Il nuovo film di Paolo Sorrentino vuole essere uno spaccato dell’Italia odierna, raccontandola però non attraverso una trama articolata, con un filo logico concepibile e che abbia, di fondo, il tema della decadenza culturale dei nostri giorni. No. La decadenza morale e culturale del nostro paese non ha bisogno di essere raccontata, ma di essere descritta attraverso la potenza delle immagini, attraverso i contrasti che si creano accostando gli incostanti (scusare il gioco di parole) e sparuti sprazzi di bellezza allo squallore umano. Un’opera, La grande bellezza, nella quale non possiamo che riconoscerci, alcuni come individui, molti come popolo e altri ancora in entrambi i modi.
Sorrentino riesce, attraverso appunto la poetica dell’immagine, la raffinatezza della regia e la bravura di Servillo, a descrivere scena dopo scena lo squallore di un paese in crisi e l’ipocrisia che regna sovrana, Felliniano come non mai nell’utilizzare sfacciatamente e con astuzia canoni stilistici che hanno reso capolavori come 8 e mezzo o La Dolce Vita dei veri e propri topoi cinematografici. Tinte oniriche di cui un esempio lampante è “Il mare sul soffitto”, l’associazione a ricordi passati come delineazione psicologica del personaggio, l’amore perduto, la crisi di creatività e di esistenza e il vero caposaldo del cinema del sommo Fellini: Roma. La capitale è ipnotica, paradisiaca, quasi fosse solo un sogno, limpida e accarezzata dal sole di giorno, come se gli edifici fossero velluto, e cupa, di una tremenda bellezza di notte, quando Jep passeggia solitario per le sue vie.

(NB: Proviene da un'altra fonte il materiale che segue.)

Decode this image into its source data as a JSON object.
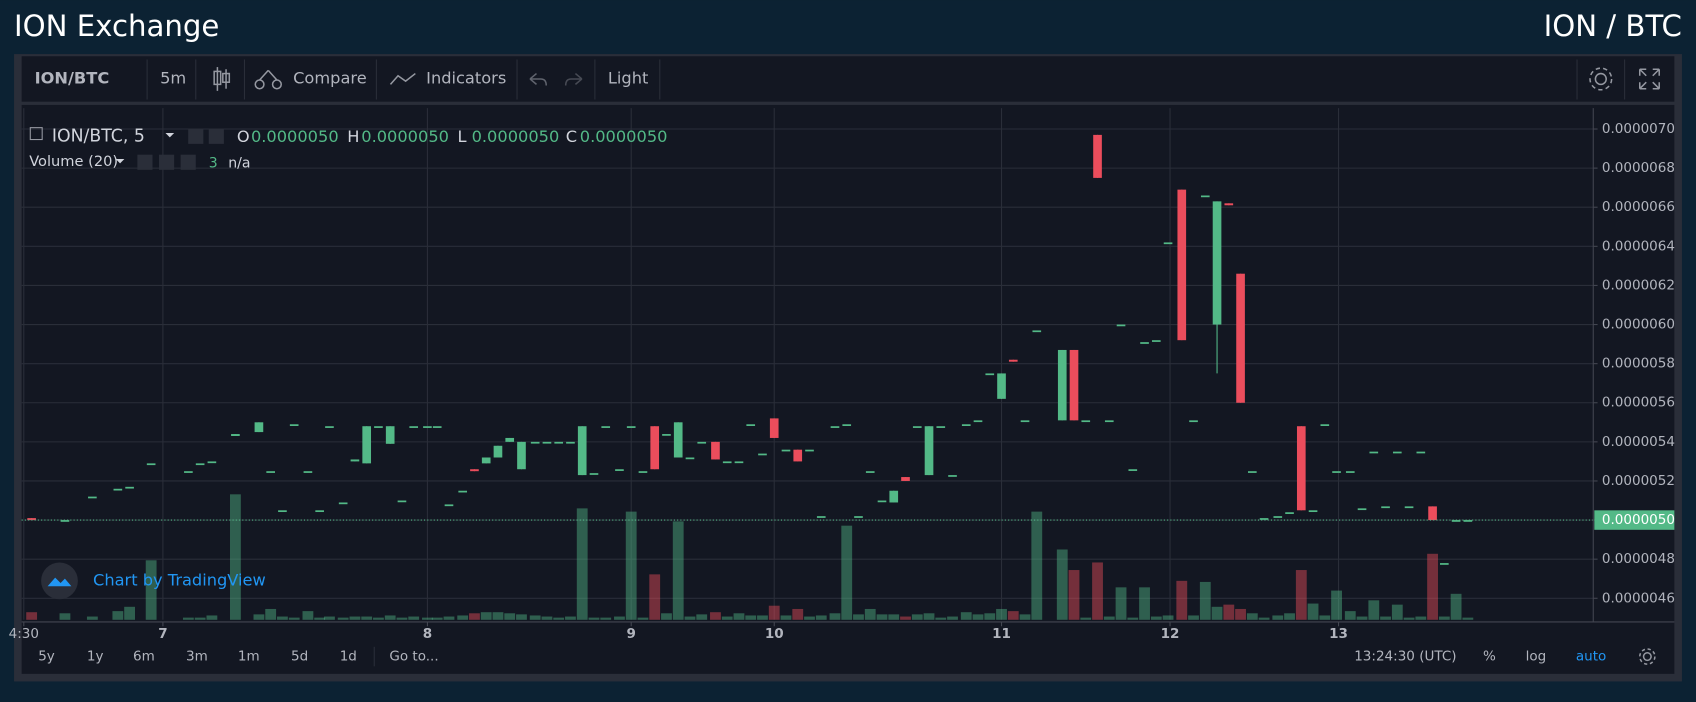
{
  "header": {
    "title": "ION Exchange",
    "pair": "ION / BTC"
  },
  "toolbar": {
    "symbol": "ION/BTC",
    "interval": "5m",
    "compare": "Compare",
    "indicators": "Indicators",
    "theme": "Light"
  },
  "watermark": "Chart by TradingView",
  "footer": {
    "ranges": [
      "5y",
      "1y",
      "6m",
      "3m",
      "1m",
      "5d",
      "1d"
    ],
    "goto": "Go to...",
    "time": "13:24:30 (UTC)",
    "percent": "%",
    "log": "log",
    "auto": "auto"
  },
  "chart_data": {
    "type": "candlestick",
    "legend": {
      "symbol": "ION/BTC, 5",
      "ohlc": [
        {
          "label": "O",
          "value": "0.0000050"
        },
        {
          "label": "H",
          "value": "0.0000050"
        },
        {
          "label": "L",
          "value": "0.0000050"
        },
        {
          "label": "C",
          "value": "0.0000050"
        }
      ],
      "volume": {
        "label": "Volume (20)",
        "length": "3",
        "value": "n/a"
      }
    },
    "up_color": "#53b987",
    "down_color": "#eb4d5c",
    "xlim": [
      6.29,
      14.3
    ],
    "xticks": [
      {
        "value": 6.29,
        "label": "4:30"
      },
      {
        "value": 7.0,
        "label": "7"
      },
      {
        "value": 8.35,
        "label": "8"
      },
      {
        "value": 9.39,
        "label": "9"
      },
      {
        "value": 10.12,
        "label": "10"
      },
      {
        "value": 11.28,
        "label": "11"
      },
      {
        "value": 12.14,
        "label": "12"
      },
      {
        "value": 13.0,
        "label": "13"
      }
    ],
    "ylim": [
      4.49e-06,
      7.09e-06
    ],
    "yticks": [
      {
        "value": 4.6e-06,
        "label": "0.0000046"
      },
      {
        "value": 4.8e-06,
        "label": "0.0000048"
      },
      {
        "value": 5e-06,
        "label": "0.0000050"
      },
      {
        "value": 5.2e-06,
        "label": "0.0000052"
      },
      {
        "value": 5.4e-06,
        "label": "0.0000054"
      },
      {
        "value": 5.6e-06,
        "label": "0.0000056"
      },
      {
        "value": 5.8e-06,
        "label": "0.0000058"
      },
      {
        "value": 6e-06,
        "label": "0.0000060"
      },
      {
        "value": 6.2e-06,
        "label": "0.0000062"
      },
      {
        "value": 6.4e-06,
        "label": "0.0000064"
      },
      {
        "value": 6.6e-06,
        "label": "0.0000066"
      },
      {
        "value": 6.8e-06,
        "label": "0.0000068"
      },
      {
        "value": 7e-06,
        "label": "0.0000070"
      }
    ],
    "last_price": {
      "value": 5e-06,
      "label": "0.0000050"
    },
    "vlim": [
      0,
      470
    ],
    "grid": true,
    "candles": [
      [
        6.33,
        5.01e-06,
        5.01e-06,
        5e-06,
        5e-06,
        7
      ],
      [
        6.5,
        5e-06,
        5e-06,
        5e-06,
        5e-06,
        6
      ],
      [
        6.64,
        5.12e-06,
        5.12e-06,
        5.12e-06,
        5.12e-06,
        3
      ],
      [
        6.77,
        5.16e-06,
        5.16e-06,
        5.16e-06,
        5.16e-06,
        8
      ],
      [
        6.83,
        5.17e-06,
        5.17e-06,
        5.17e-06,
        5.17e-06,
        12
      ],
      [
        6.94,
        5.29e-06,
        5.29e-06,
        5.29e-06,
        5.29e-06,
        55
      ],
      [
        7.13,
        5.25e-06,
        5.25e-06,
        5.25e-06,
        5.25e-06,
        2
      ],
      [
        7.19,
        5.29e-06,
        5.29e-06,
        5.29e-06,
        5.29e-06,
        2
      ],
      [
        7.25,
        5.3e-06,
        5.3e-06,
        5.3e-06,
        5.3e-06,
        4
      ],
      [
        7.37,
        5.43e-06,
        5.44e-06,
        5.43e-06,
        5.44e-06,
        116
      ],
      [
        7.49,
        5.45e-06,
        5.5e-06,
        5.45e-06,
        5.5e-06,
        5
      ],
      [
        7.55,
        5.25e-06,
        5.25e-06,
        5.25e-06,
        5.25e-06,
        10
      ],
      [
        7.61,
        5.05e-06,
        5.05e-06,
        5.05e-06,
        5.05e-06,
        3
      ],
      [
        7.67,
        5.49e-06,
        5.49e-06,
        5.49e-06,
        5.49e-06,
        2
      ],
      [
        7.74,
        5.25e-06,
        5.25e-06,
        5.25e-06,
        5.25e-06,
        8
      ],
      [
        7.8,
        5.05e-06,
        5.05e-06,
        5.05e-06,
        5.05e-06,
        2
      ],
      [
        7.85,
        5.48e-06,
        5.48e-06,
        5.48e-06,
        5.48e-06,
        3
      ],
      [
        7.92,
        5.09e-06,
        5.09e-06,
        5.09e-06,
        5.09e-06,
        2
      ],
      [
        7.98,
        5.3e-06,
        5.31e-06,
        5.3e-06,
        5.31e-06,
        3
      ],
      [
        8.04,
        5.29e-06,
        5.48e-06,
        5.29e-06,
        5.48e-06,
        3
      ],
      [
        8.1,
        5.48e-06,
        5.48e-06,
        5.48e-06,
        5.48e-06,
        2
      ],
      [
        8.16,
        5.39e-06,
        5.48e-06,
        5.39e-06,
        5.48e-06,
        4
      ],
      [
        8.22,
        5.1e-06,
        5.1e-06,
        5.1e-06,
        5.1e-06,
        2
      ],
      [
        8.28,
        5.48e-06,
        5.48e-06,
        5.48e-06,
        5.48e-06,
        3
      ],
      [
        8.35,
        5.48e-06,
        5.48e-06,
        5.48e-06,
        5.48e-06,
        2
      ],
      [
        8.4,
        5.48e-06,
        5.48e-06,
        5.48e-06,
        5.48e-06,
        2
      ],
      [
        8.46,
        5.08e-06,
        5.08e-06,
        5.08e-06,
        5.08e-06,
        3
      ],
      [
        8.53,
        5.15e-06,
        5.15e-06,
        5.15e-06,
        5.15e-06,
        4
      ],
      [
        8.59,
        5.26e-06,
        5.26e-06,
        5.25e-06,
        5.25e-06,
        6
      ],
      [
        8.65,
        5.29e-06,
        5.32e-06,
        5.29e-06,
        5.32e-06,
        7
      ],
      [
        8.71,
        5.32e-06,
        5.38e-06,
        5.32e-06,
        5.38e-06,
        7
      ],
      [
        8.77,
        5.4e-06,
        5.42e-06,
        5.4e-06,
        5.42e-06,
        6
      ],
      [
        8.83,
        5.26e-06,
        5.4e-06,
        5.26e-06,
        5.4e-06,
        5
      ],
      [
        8.9,
        5.4e-06,
        5.4e-06,
        5.4e-06,
        5.4e-06,
        4
      ],
      [
        8.96,
        5.4e-06,
        5.4e-06,
        5.4e-06,
        5.4e-06,
        3
      ],
      [
        9.02,
        5.4e-06,
        5.4e-06,
        5.4e-06,
        5.4e-06,
        2
      ],
      [
        9.08,
        5.4e-06,
        5.4e-06,
        5.4e-06,
        5.4e-06,
        3
      ],
      [
        9.14,
        5.23e-06,
        5.48e-06,
        5.23e-06,
        5.48e-06,
        103
      ],
      [
        9.2,
        5.24e-06,
        5.24e-06,
        5.24e-06,
        5.24e-06,
        2
      ],
      [
        9.26,
        5.48e-06,
        5.48e-06,
        5.48e-06,
        5.48e-06,
        2
      ],
      [
        9.33,
        5.26e-06,
        5.26e-06,
        5.26e-06,
        5.26e-06,
        3
      ],
      [
        9.39,
        5.48e-06,
        5.48e-06,
        5.48e-06,
        5.48e-06,
        100
      ],
      [
        9.45,
        5.25e-06,
        5.25e-06,
        5.25e-06,
        5.25e-06,
        2
      ],
      [
        9.51,
        5.48e-06,
        5.48e-06,
        5.26e-06,
        5.26e-06,
        42
      ],
      [
        9.57,
        5.44e-06,
        5.44e-06,
        5.44e-06,
        5.44e-06,
        6
      ],
      [
        9.63,
        5.32e-06,
        5.5e-06,
        5.32e-06,
        5.5e-06,
        91
      ],
      [
        9.69,
        5.32e-06,
        5.32e-06,
        5.32e-06,
        5.32e-06,
        3
      ],
      [
        9.75,
        5.4e-06,
        5.4e-06,
        5.4e-06,
        5.4e-06,
        5
      ],
      [
        9.82,
        5.4e-06,
        5.4e-06,
        5.31e-06,
        5.31e-06,
        7
      ],
      [
        9.88,
        5.3e-06,
        5.3e-06,
        5.3e-06,
        5.3e-06,
        3
      ],
      [
        9.94,
        5.3e-06,
        5.3e-06,
        5.3e-06,
        5.3e-06,
        6
      ],
      [
        10.0,
        5.49e-06,
        5.49e-06,
        5.49e-06,
        5.49e-06,
        4
      ],
      [
        10.06,
        5.34e-06,
        5.34e-06,
        5.34e-06,
        5.34e-06,
        4
      ],
      [
        10.12,
        5.52e-06,
        5.52e-06,
        5.42e-06,
        5.42e-06,
        13
      ],
      [
        10.18,
        5.36e-06,
        5.36e-06,
        5.36e-06,
        5.36e-06,
        4
      ],
      [
        10.24,
        5.36e-06,
        5.36e-06,
        5.3e-06,
        5.3e-06,
        10
      ],
      [
        10.3,
        5.36e-06,
        5.36e-06,
        5.36e-06,
        5.36e-06,
        3
      ],
      [
        10.36,
        5.02e-06,
        5.02e-06,
        5.02e-06,
        5.02e-06,
        4
      ],
      [
        10.43,
        5.48e-06,
        5.48e-06,
        5.48e-06,
        5.48e-06,
        6
      ],
      [
        10.49,
        5.49e-06,
        5.49e-06,
        5.49e-06,
        5.49e-06,
        87
      ],
      [
        10.55,
        5.02e-06,
        5.02e-06,
        5.02e-06,
        5.02e-06,
        5
      ],
      [
        10.61,
        5.25e-06,
        5.25e-06,
        5.25e-06,
        5.25e-06,
        10
      ],
      [
        10.67,
        5.1e-06,
        5.1e-06,
        5.1e-06,
        5.1e-06,
        5
      ],
      [
        10.73,
        5.09e-06,
        5.15e-06,
        5.09e-06,
        5.15e-06,
        5
      ],
      [
        10.79,
        5.22e-06,
        5.22e-06,
        5.2e-06,
        5.2e-06,
        3
      ],
      [
        10.85,
        5.48e-06,
        5.48e-06,
        5.48e-06,
        5.48e-06,
        5
      ],
      [
        10.91,
        5.23e-06,
        5.48e-06,
        5.23e-06,
        5.48e-06,
        6
      ],
      [
        10.97,
        5.48e-06,
        5.48e-06,
        5.48e-06,
        5.48e-06,
        2
      ],
      [
        11.03,
        5.23e-06,
        5.23e-06,
        5.23e-06,
        5.23e-06,
        3
      ],
      [
        11.1,
        5.49e-06,
        5.49e-06,
        5.49e-06,
        5.49e-06,
        7
      ],
      [
        11.16,
        5.51e-06,
        5.51e-06,
        5.51e-06,
        5.51e-06,
        5
      ],
      [
        11.22,
        5.75e-06,
        5.75e-06,
        5.75e-06,
        5.75e-06,
        6
      ],
      [
        11.28,
        5.62e-06,
        5.75e-06,
        5.62e-06,
        5.75e-06,
        10
      ],
      [
        11.34,
        5.82e-06,
        5.82e-06,
        5.81e-06,
        5.81e-06,
        8
      ],
      [
        11.4,
        5.51e-06,
        5.51e-06,
        5.51e-06,
        5.51e-06,
        5
      ],
      [
        11.46,
        5.97e-06,
        5.97e-06,
        5.97e-06,
        5.97e-06,
        100
      ],
      [
        11.59,
        5.51e-06,
        5.87e-06,
        5.51e-06,
        5.87e-06,
        65
      ],
      [
        11.65,
        5.87e-06,
        5.87e-06,
        5.51e-06,
        5.51e-06,
        46
      ],
      [
        11.71,
        5.51e-06,
        5.51e-06,
        5.51e-06,
        5.51e-06,
        2
      ],
      [
        11.77,
        6.97e-06,
        6.97e-06,
        6.75e-06,
        6.75e-06,
        53
      ],
      [
        11.83,
        5.51e-06,
        5.51e-06,
        5.51e-06,
        5.51e-06,
        3
      ],
      [
        11.89,
        6e-06,
        6e-06,
        6e-06,
        6e-06,
        30
      ],
      [
        11.95,
        5.26e-06,
        5.26e-06,
        5.26e-06,
        5.26e-06,
        2
      ],
      [
        12.01,
        5.91e-06,
        5.91e-06,
        5.91e-06,
        5.91e-06,
        30
      ],
      [
        12.07,
        5.92e-06,
        5.92e-06,
        5.92e-06,
        5.92e-06,
        3
      ],
      [
        12.13,
        6.42e-06,
        6.42e-06,
        6.42e-06,
        6.42e-06,
        4
      ],
      [
        12.2,
        6.69e-06,
        6.69e-06,
        5.92e-06,
        5.92e-06,
        36
      ],
      [
        12.26,
        5.51e-06,
        5.51e-06,
        5.51e-06,
        5.51e-06,
        4
      ],
      [
        12.32,
        6.66e-06,
        6.66e-06,
        6.66e-06,
        6.66e-06,
        35
      ],
      [
        12.38,
        6e-06,
        6.63e-06,
        5.75e-06,
        6.63e-06,
        12
      ],
      [
        12.44,
        6.62e-06,
        6.62e-06,
        6.61e-06,
        6.61e-06,
        14
      ],
      [
        12.5,
        6.26e-06,
        6.26e-06,
        5.6e-06,
        5.6e-06,
        10
      ],
      [
        12.56,
        5.25e-06,
        5.25e-06,
        5.25e-06,
        5.25e-06,
        6
      ],
      [
        12.62,
        5.01e-06,
        5.01e-06,
        5.01e-06,
        5.01e-06,
        2
      ],
      [
        12.69,
        5.02e-06,
        5.02e-06,
        5.02e-06,
        5.02e-06,
        4
      ],
      [
        12.75,
        5.04e-06,
        5.04e-06,
        5.04e-06,
        5.04e-06,
        6
      ],
      [
        12.81,
        5.48e-06,
        5.48e-06,
        5.05e-06,
        5.05e-06,
        46
      ],
      [
        12.87,
        5.05e-06,
        5.05e-06,
        5.05e-06,
        5.05e-06,
        15
      ],
      [
        12.93,
        5.49e-06,
        5.49e-06,
        5.49e-06,
        5.49e-06,
        4
      ],
      [
        12.99,
        5.25e-06,
        5.25e-06,
        5.25e-06,
        5.25e-06,
        27
      ],
      [
        13.06,
        5.25e-06,
        5.25e-06,
        5.25e-06,
        5.25e-06,
        8
      ],
      [
        13.12,
        5.06e-06,
        5.06e-06,
        5.06e-06,
        5.06e-06,
        3
      ],
      [
        13.18,
        5.35e-06,
        5.35e-06,
        5.35e-06,
        5.35e-06,
        18
      ],
      [
        13.24,
        5.07e-06,
        5.07e-06,
        5.07e-06,
        5.07e-06,
        3
      ],
      [
        13.3,
        5.35e-06,
        5.35e-06,
        5.35e-06,
        5.35e-06,
        14
      ],
      [
        13.36,
        5.07e-06,
        5.07e-06,
        5.07e-06,
        5.07e-06,
        2
      ],
      [
        13.42,
        5.35e-06,
        5.35e-06,
        5.35e-06,
        5.35e-06,
        3
      ],
      [
        13.48,
        5.07e-06,
        5.07e-06,
        5e-06,
        5e-06,
        61
      ],
      [
        13.54,
        4.78e-06,
        4.78e-06,
        4.78e-06,
        4.78e-06,
        3
      ],
      [
        13.6,
        5e-06,
        5e-06,
        5e-06,
        5e-06,
        24
      ],
      [
        13.66,
        5e-06,
        5e-06,
        5e-06,
        5e-06,
        2
      ]
    ]
  }
}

Se però la prima parte del film è perfettamente equilibrata, con picchi di estro creativo puro, una storia, quella di Jep, che pian piano si delinea e fa conoscere il personaggio al pubblico e un uso meno spinto di tinte surreali e sognanti, la seconda risulta invece un po’ troppo retorica, ridondante e con esercizi di stile leggermente eccessivi, volendo a tutti i costi trattare temi importanti ma senza mai prendere una ferma posizione. Infatti Jep è neutrale, non giudica, lui vive. Lui è alla ricerca della “grande bellezza”, l’estatica sensazione di completezza. Ma la vera, pura ed eterea bellezza è totalmente sedimentata sotto lo stesso squallore umano e la stessa decadenza che proprio lui contribuisce a perpetrare. L’amore è la vera bellezza della vita. La morte l’unica salvezza per chi perde tale dono.